Looks like we're now reusing something we previously reloaded.

test/CodeGen/X86/pshufb-mask-comments.ll
60–62

This changed because the loads and stores in the test all use undef pointers. And previously the two loads combined because the promotion gave them the same type. Now they will always have different types.

test/CodeGen/X86/widened-broadcast.ll
124–138

Looks like matching broadcast from shuffles is a little weak in avx1. This test regressed but the load_splat_8i32_8i32_01010101 case improved.

242

Similar to load_splat_8i32_4i32_01010101

449–463

Similar to load_splat_8i32_4i32_01010101

Add a hack to prevent the crash in vector-trunc. Though now we miss a combine.

RKSimon added inline comments.Oct 21 2018, 3:40 AM
test/CodeGen/X86/vector-trunc.ll
1926 ↗(On Diff #170329)

I think you're going to need to add a similar size test to the get constant code in X86MCInstLower.cpp

Thread expected width into the constant pool shuffle decoders so we don't over decode the constant.

RKSimon accepted this revision.Oct 21 2018, 11:33 AM

LGTM - thanks.

PR33399 should already cover the missed AVX1 broadcasts

This revision is now accepted and ready to land.Oct 21 2018, 11:33 AM
This revision was automatically updated to reflect the committed changes.

This broke our continuous integration, it appears to cause miscompiles in tensorflow/compiler when running on X86 CPU:

Specifically the PoolGradTest.testMaxPool test here: https://github.com/tensorflow/tensorflow/blob/master/tensorflow/compiler/tests/pooling_ops_test.py#L545

Unfortunately I'm not familiar enough with the LLVM backend nor tensorflow/XLA to work out how to reproduce/reduce this.

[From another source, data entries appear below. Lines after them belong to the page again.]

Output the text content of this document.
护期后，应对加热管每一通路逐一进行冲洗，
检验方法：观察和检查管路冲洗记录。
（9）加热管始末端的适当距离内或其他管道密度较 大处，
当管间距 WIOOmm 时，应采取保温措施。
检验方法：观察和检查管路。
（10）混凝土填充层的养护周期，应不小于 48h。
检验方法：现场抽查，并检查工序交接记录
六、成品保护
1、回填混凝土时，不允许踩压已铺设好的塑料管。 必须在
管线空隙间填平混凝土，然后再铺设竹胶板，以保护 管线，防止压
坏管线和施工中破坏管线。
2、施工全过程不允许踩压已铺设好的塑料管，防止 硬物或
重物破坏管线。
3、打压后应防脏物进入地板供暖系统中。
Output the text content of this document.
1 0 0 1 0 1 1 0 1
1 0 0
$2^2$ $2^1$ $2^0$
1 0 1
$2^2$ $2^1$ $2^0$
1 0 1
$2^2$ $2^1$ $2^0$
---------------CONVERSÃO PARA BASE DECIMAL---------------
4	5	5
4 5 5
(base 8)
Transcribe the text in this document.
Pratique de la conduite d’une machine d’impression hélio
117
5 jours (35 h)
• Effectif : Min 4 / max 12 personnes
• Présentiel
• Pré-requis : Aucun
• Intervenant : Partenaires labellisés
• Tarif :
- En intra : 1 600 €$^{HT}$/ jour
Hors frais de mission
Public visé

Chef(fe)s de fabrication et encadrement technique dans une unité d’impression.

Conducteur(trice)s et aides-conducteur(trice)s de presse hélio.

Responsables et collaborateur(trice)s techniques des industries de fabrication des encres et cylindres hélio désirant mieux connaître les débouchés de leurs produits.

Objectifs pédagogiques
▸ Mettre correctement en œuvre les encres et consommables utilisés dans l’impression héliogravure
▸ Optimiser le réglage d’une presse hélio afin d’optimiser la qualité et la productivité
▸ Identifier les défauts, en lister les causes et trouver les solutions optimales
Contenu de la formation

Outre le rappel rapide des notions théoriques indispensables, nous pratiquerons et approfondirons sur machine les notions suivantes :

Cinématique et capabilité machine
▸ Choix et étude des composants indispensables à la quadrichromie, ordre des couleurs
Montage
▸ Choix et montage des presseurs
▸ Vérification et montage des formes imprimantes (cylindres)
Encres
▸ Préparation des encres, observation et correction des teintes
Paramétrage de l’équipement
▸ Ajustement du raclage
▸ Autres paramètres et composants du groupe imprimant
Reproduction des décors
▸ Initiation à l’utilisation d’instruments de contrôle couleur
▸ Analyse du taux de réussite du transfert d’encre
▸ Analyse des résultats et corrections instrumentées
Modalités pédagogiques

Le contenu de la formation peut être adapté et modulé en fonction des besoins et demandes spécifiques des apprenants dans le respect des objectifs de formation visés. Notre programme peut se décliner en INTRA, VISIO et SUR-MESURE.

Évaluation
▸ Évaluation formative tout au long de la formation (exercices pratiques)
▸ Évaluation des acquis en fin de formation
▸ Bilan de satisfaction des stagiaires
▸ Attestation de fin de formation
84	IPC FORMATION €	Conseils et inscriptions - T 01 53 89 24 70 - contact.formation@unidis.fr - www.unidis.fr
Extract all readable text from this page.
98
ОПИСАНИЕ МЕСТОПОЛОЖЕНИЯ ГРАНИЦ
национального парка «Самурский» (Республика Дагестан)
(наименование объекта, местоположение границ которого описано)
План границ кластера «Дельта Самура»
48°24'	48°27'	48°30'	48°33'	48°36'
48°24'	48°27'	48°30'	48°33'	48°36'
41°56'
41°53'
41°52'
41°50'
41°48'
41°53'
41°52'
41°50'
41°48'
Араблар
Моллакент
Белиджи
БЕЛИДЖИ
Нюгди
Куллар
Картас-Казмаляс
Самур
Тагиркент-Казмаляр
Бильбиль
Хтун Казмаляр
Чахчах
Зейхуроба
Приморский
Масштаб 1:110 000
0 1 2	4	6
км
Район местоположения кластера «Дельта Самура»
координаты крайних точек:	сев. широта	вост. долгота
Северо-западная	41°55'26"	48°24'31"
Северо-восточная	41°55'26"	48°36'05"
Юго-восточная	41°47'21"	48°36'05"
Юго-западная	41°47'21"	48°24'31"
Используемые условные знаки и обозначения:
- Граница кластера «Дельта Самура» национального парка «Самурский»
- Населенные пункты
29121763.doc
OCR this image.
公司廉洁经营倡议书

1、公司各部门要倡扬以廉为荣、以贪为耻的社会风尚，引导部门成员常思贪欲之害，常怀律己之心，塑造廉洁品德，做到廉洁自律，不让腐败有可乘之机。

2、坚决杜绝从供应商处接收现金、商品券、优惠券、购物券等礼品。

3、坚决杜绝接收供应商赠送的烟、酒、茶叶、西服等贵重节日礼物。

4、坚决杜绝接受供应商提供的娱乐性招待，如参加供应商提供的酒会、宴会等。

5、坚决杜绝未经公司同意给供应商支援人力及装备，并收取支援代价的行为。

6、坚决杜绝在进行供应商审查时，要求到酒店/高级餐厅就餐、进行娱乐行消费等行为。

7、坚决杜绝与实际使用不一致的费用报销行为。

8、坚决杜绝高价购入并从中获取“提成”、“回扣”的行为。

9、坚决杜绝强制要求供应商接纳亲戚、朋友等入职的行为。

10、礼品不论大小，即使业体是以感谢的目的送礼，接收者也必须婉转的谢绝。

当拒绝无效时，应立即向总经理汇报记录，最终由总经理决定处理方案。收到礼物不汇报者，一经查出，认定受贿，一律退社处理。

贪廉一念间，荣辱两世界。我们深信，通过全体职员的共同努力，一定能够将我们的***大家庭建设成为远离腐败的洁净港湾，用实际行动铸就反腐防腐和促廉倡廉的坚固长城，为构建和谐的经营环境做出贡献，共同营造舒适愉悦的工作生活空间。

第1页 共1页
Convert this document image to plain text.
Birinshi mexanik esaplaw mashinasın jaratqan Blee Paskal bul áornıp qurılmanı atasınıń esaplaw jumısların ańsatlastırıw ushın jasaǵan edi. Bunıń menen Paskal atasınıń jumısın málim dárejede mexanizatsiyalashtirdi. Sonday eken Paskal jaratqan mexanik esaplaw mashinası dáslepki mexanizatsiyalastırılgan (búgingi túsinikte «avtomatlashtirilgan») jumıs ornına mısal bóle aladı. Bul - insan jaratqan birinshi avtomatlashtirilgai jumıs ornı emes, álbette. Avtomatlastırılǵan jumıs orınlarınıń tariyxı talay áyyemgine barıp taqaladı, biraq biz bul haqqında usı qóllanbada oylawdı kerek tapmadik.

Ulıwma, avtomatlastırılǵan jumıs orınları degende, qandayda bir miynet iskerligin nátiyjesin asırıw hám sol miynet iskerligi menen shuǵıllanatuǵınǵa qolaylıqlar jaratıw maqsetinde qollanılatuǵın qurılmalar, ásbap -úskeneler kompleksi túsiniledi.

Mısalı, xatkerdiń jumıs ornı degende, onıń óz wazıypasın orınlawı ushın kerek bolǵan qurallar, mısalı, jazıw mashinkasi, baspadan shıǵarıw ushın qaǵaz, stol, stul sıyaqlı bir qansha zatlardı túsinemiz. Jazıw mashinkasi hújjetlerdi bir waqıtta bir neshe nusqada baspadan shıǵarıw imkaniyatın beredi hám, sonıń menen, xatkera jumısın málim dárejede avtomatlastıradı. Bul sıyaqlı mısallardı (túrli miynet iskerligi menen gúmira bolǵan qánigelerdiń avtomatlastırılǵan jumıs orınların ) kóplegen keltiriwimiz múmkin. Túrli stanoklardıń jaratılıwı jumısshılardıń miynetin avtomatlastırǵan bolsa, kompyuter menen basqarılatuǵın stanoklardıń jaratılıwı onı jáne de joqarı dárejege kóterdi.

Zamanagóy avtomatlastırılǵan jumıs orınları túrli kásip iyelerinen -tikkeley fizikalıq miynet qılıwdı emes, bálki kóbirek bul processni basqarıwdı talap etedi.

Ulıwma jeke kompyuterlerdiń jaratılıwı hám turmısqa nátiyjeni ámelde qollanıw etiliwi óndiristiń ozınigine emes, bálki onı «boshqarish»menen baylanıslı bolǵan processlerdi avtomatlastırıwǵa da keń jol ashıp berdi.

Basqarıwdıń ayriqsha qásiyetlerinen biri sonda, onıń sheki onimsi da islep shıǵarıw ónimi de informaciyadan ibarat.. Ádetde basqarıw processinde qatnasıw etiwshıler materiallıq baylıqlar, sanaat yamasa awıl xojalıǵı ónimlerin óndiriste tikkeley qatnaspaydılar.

@sammccall I've reverted the change in r344921. Is there anything you can do to help narrow this down? Ideally providing the LLVM IR for the failing case.

@sammccall I've reverted the change in r344921. Is there anything you can do to help narrow this down? Ideally providing the LLVM IR for the failing case.

Thanks Craig!
I've looped in @sanjoy who knows way more about this than I do, and has access to our internal continuous integration.
(I bet it's reproducible in the upstream TensorFlow repo too, but I don't have a build environment for that).

Hi Craig,

+CC My work email

I've attached the IR that I think is miscompiled after this patch
(this is the post-optimization IR, after LLVM IR opts have run). The
miscompile happens on broadwell at least, but may also happen on other
archs.

Let me know if there's anything I can do to help you diagnose this.

@sanjoy @sammccall I've recommitted this in r344965 with a fix for the miscompile. I believe DAGCombiner::ForwardStoreValueToDirectLoad was forwarding a v4i64 store to a v4i32 load by replacing them with a truncate which doesn't work for vectors. We would need an extract_subvector+bitcast. I've put in a qualification to only forward scalars if the types don't match. Please let me know if you see any more issues.